Aaron Slick from Punkin Crick (also known as Marshmallow Moon in the U.K. and the Philippines and Härkiä, heiniä ja hakkailua in Finland) is a 1952 Paramount Pictures hillbilly musical film directed by Claude Binyon and produced by William Perlberg and George Seaton. It is based on Walter Ben Hare's 1919 play of the same title, one of the most frequently produced in the history of American theater, with more than 50,000 performances at the time of the film's release, mainly by amateur groups. The film's cinematographer was Charles Lang and its costumes were designed by Edith Head.

==Plot==
A dreamy farm widow is obsessed with moving to the city and is courted by her shy bumpkin neighbor Aaron Slick. She is nearly tricked into losing her oil-rich land to crooks.

==Cast==
- Alan Young as Aaron Slick
- Dinah Shore as Josie Berry
- Robert Merrill as Bill Merridew
- Adele Jergens as Gladys
- Minerva Urecal as Mrs. Peabody
- Martha Stewart as Soubrette
- Fritz Feld as Headwaiter
- Veda Ann Borg as Girl in Red
- Chick Chandler as Pitchman
The film marked Young's first starring role after three supporting roles in the 1940s. Shore had not acted on screen since 1944's Belle of the Yukon, and Aaron Slick from Punkin Crick would be her last major film role. The film was opera star Merrill's screen debut.

==Reception==
In a contemporary review for The New York Times, reviewer Bosley Crowther sharply criticized the film for following the original play, which he described "as loaded as a corn-crib is with corn", rather than lampooning its "naive conceits", writing:As hard as it is to imagine, William Perlberg and George Seaton have produced a straight-away, gen-you-WINE screen offering of the hayseed comedy, undisturbed by anything more sophisticated than Technicolor and ten routine songs. ... Claude Binyon, who wrote and directed, must have done so in a stultifying trance; not a trace of his well-known wit or drollery is evident in this film. And the songs, which are woodenly delivered by Miss Shore, Mr. Young and Robert Merrill, who plays the city rascal, are hard to remember as far as the door. Having been borrowed (without improvement) from the rural amateurs, "Aaron Slick from Punkin Crick" can now be turned back with a fast shove to the thespians to whom it belongs.Critic Philip K. Scheuer of the Los Angeles Times wrote:The Paramount production, which has old Technicolor and a new score by Jay Livingston and Ray Evans, is just a mite too calculated to be enjoyed as unadulterated corn. On the other hand, the appearance of neither Mr. Merrill, who is also a star of the Metropolitan Opera, not of an occasional tricky polysyllabic rhyme in the score is going to persuade the middle or highbrow that he is sitting in on the birth of another "Bloomer Girl" or "Oklahoma!" Let's just say "Aaron Slick" falls somewhere between. ... Much of the humor is not very funny. "
Variety was lukewarm, reporting: "The bucolic humor presented is of a mild brand, the music score that has been added to the original play is fair, and while the performances are competent its chances in the general market are spotty."

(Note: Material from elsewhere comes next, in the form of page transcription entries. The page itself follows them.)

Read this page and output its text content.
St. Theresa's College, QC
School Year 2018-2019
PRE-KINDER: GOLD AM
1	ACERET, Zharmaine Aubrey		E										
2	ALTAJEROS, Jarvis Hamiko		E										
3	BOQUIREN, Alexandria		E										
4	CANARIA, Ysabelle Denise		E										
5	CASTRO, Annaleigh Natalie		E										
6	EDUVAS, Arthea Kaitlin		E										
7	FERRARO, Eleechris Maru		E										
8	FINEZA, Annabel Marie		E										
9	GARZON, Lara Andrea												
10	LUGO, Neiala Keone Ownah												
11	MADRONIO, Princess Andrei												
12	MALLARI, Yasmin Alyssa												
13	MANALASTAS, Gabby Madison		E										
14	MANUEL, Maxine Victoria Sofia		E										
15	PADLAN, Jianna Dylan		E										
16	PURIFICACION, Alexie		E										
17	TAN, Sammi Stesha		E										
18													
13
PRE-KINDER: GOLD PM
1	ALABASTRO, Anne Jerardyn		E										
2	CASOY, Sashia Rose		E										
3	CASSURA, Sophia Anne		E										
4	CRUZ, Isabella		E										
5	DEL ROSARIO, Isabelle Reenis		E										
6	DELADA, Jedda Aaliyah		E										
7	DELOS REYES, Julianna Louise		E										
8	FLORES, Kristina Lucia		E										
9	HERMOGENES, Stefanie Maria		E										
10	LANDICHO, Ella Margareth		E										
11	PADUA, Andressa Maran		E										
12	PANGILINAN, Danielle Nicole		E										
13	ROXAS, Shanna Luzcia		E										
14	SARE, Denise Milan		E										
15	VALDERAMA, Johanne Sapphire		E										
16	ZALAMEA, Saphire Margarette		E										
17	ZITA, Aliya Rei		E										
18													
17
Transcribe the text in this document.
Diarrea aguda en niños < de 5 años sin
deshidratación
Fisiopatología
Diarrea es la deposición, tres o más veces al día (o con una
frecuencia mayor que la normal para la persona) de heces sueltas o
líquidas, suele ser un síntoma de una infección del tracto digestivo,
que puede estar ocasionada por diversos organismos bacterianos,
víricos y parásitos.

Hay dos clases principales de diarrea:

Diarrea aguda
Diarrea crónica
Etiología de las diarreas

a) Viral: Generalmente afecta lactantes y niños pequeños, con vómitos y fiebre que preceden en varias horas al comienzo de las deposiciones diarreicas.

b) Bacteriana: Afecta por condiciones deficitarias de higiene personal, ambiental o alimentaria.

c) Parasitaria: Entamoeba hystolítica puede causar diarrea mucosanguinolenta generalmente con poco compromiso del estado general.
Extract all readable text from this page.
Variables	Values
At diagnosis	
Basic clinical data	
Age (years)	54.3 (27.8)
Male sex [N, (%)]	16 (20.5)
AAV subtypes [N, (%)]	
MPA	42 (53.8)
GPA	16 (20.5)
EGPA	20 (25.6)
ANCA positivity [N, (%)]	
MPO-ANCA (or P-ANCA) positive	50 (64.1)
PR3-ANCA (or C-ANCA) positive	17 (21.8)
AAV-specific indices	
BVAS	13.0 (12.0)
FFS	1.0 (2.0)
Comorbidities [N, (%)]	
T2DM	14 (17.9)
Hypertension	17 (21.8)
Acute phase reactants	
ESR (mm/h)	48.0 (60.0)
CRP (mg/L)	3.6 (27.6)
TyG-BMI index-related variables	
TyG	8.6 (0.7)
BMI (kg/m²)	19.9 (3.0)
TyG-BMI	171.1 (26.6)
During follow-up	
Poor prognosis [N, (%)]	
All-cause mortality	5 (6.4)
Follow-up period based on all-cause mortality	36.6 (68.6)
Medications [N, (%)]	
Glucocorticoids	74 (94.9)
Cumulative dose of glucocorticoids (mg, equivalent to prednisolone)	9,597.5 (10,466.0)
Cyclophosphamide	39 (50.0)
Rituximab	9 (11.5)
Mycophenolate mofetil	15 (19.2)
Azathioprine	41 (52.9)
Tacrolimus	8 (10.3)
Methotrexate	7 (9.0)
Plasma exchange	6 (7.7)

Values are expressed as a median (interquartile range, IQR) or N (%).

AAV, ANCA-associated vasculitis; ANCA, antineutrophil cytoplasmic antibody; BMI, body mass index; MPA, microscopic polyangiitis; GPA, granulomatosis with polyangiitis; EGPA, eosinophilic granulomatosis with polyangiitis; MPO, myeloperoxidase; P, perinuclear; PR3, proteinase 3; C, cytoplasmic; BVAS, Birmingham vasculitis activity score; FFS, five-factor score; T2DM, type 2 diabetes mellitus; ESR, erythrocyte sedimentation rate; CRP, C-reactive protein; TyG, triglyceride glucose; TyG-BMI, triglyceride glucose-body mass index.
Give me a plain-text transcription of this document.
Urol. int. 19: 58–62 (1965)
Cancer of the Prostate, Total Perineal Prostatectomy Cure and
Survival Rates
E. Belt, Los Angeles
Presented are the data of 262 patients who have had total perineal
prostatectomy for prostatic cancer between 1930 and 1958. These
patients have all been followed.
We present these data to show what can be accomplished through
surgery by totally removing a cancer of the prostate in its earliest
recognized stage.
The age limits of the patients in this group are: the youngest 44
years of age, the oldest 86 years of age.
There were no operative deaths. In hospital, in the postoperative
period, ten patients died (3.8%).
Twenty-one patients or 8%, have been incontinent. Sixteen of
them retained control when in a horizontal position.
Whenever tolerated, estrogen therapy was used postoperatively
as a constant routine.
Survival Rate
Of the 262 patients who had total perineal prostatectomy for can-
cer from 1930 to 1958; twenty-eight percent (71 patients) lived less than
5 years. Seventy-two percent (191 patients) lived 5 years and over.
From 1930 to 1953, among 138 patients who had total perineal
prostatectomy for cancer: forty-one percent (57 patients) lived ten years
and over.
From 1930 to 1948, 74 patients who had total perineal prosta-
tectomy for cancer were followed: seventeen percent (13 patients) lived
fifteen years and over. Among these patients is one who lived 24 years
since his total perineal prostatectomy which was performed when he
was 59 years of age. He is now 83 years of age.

Harrison's Reports wrote that the film should give "... fairly good satisfaction to the general run of audiences, although it will probably find its best reception in the smaller towns and cities."

John McCarten of The New Yorker wrote: "Every cliché of musical barnyard drama is included here, and the song lyrics run to such idiocies as 'Purt Nigh but Not Plumb.' Associated with Mr. Merrill in this hayshaking enterprise are Alan Young and Dinah Shore. They'll make you long for the streets outside."

English film historian and critic Leslie Halliwell considered Aaron Slick from Punkin Crick to be "[h]omespun entertainment based on a staple success of the American provincial theatre, with pleasant songs added."

==Soundtrack==
All songs written by Jay Livingston and Ray Evans:
- "Chores"
- "My Beloved"
- "Marshmallow Moon"
- "Why Should I Believe in Love?"
- "Still Water"
- "Purt' Nigh, But Not Plumb"
- "Life Is a Beautiful Thing"
- "I'd Like to Baby You"
- "Saturday Night in Punkin Creek"
- "Step Right Up"
- "Soda Shop"
"Marshmallow Moon" was a hit before the film was released.

Prior to the film's release, Robert Merrill previewed songs from the soundtrack for United Nations troops in North and South Korea.